Das ist kein Top-down-, sondern ein Bottom-up-Ansatz. Die Leistung, Bewusstsein hervorzurufen, wird nicht "holistisch " dem Gehirn als Ganzem oder größeren Hirnarealen zugeschrieben, sondern möglichst kleinen Ensembles spezifischer Neuronen, eben den NCCs. Koch hebt beispielsweise die Fähigkeit einzelner Neuronen hervor, selektiv auf ein bekanntes Gesicht anzusprechen. Er bestreitet nicht, dass "höhere" bewusste Leistungen – etwa das Erfassen von Dingkategorien – größere Areale beanspruchen; aber für die empirische Untersuchung der Hirnvorgänge bei einfachen Wahrnehmungen sucht er nach dem neuronalen Minimum.
Dafür müssen die Versuchspersonen nicht unbedingt Menschen sein; auch Affen, denen im Experiment unterschiedliche Bilder für beide Augen dargeboten werden, richten ihre Aufmerksamkeit abwechselnd auf das eine oder andere Bild, und entsprechend variiert das – mit modernen Verfahren messbare – neuronale Erregungsmuster ihres Gehirns. So wird Bewusstsein zu einem Gegenstand empirischer Forschung im Tierversuch.

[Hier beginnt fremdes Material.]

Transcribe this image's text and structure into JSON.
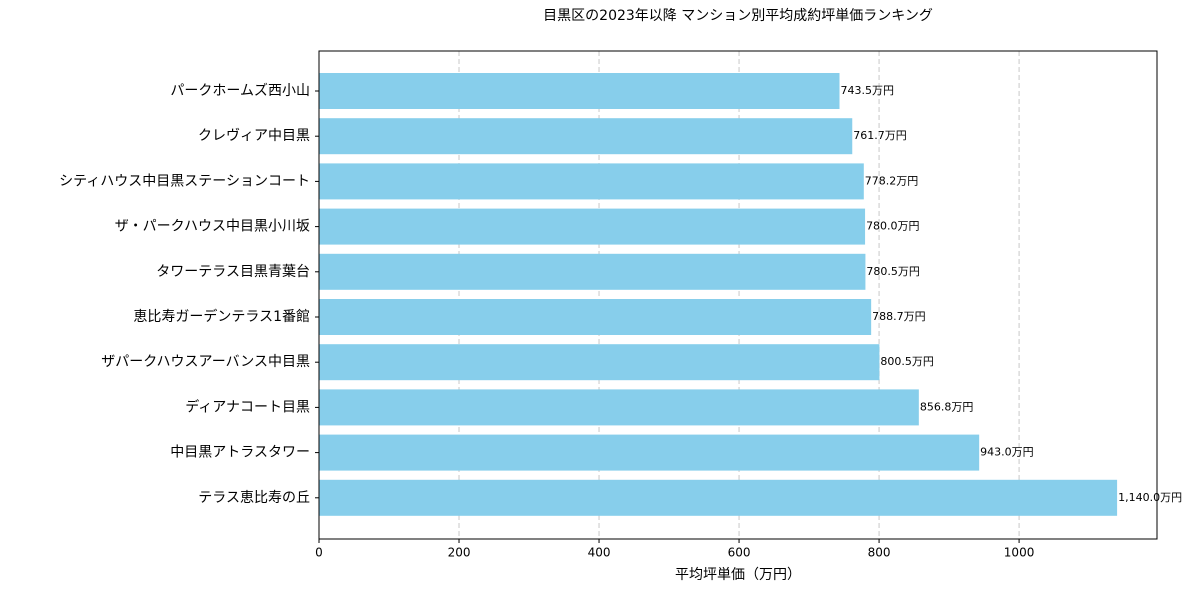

Koch – der immer wieder betont, auch im Namen seines verstorbenen Mentors Crick zu schreiben – behauptet nicht, er könne mit den NCCs schon das Rätsel des Bewusstseins insgesamt lösen. Wohl aber beharrt er darauf, dass nur dieser Bottom-up-Ansatz den Weg zu einer Erklärung weist. Er skizziert ein langfristiges Forschungsprogramm, das, so hofft er, die Erklärungslücke zwischen objektiven Hirnprozessen und subjektivem Erleben schließen wird. Bewusstsein ist für Koch eine emergente Eigenschaft komplexer Nerventätigkeit. Darum würde er auch nicht zögern, einem hochkomplex verdrahteten und autonom agierenden Roboter eine Art Bewusstheit zuzugestehen.

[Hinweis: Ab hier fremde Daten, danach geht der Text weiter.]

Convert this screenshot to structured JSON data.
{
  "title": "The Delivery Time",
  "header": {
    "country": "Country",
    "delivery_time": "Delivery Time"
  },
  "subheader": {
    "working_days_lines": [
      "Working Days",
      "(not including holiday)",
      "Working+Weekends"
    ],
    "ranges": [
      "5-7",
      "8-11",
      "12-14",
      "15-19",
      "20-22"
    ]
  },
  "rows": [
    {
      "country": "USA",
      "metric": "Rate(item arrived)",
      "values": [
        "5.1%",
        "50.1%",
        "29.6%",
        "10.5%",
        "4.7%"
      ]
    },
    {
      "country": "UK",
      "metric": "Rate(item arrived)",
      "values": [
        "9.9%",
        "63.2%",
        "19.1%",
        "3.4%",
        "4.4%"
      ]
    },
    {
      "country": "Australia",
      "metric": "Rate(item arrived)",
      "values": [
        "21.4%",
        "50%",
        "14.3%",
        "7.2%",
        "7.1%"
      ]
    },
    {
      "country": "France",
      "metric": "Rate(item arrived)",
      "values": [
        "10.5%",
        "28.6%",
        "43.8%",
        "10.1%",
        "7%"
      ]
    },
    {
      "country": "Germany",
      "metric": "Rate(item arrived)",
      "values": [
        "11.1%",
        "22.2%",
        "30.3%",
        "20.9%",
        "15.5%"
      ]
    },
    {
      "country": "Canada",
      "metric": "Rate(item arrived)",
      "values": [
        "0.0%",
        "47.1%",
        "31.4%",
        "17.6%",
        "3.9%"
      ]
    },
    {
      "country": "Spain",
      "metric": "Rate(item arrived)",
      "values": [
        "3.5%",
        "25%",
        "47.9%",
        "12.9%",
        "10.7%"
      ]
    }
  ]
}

Das ungeheuer reichhaltige, elegant geschriebene und gut übersetzte Buch wendet sich eigentlich an zwei verschiedene Lesergruppen: Die einen wollen "nur" erfahren, was die modernste Naturwissenschaft über das Bewusstsein zu sagen weiß; die anderen finden ein komplettes Lehrbuch der Neurobiologie vor. Der Autor versucht, es beiden recht zu machen, indem er Details und Quellen in umfangreiche Fußnoten verbannt. Ein neugieriger Leser wird sich förmlich zwingen müssen, über das Kleingedruckte hinwegzulesen, welches das untere Drittel fast jeder Seite ausmacht.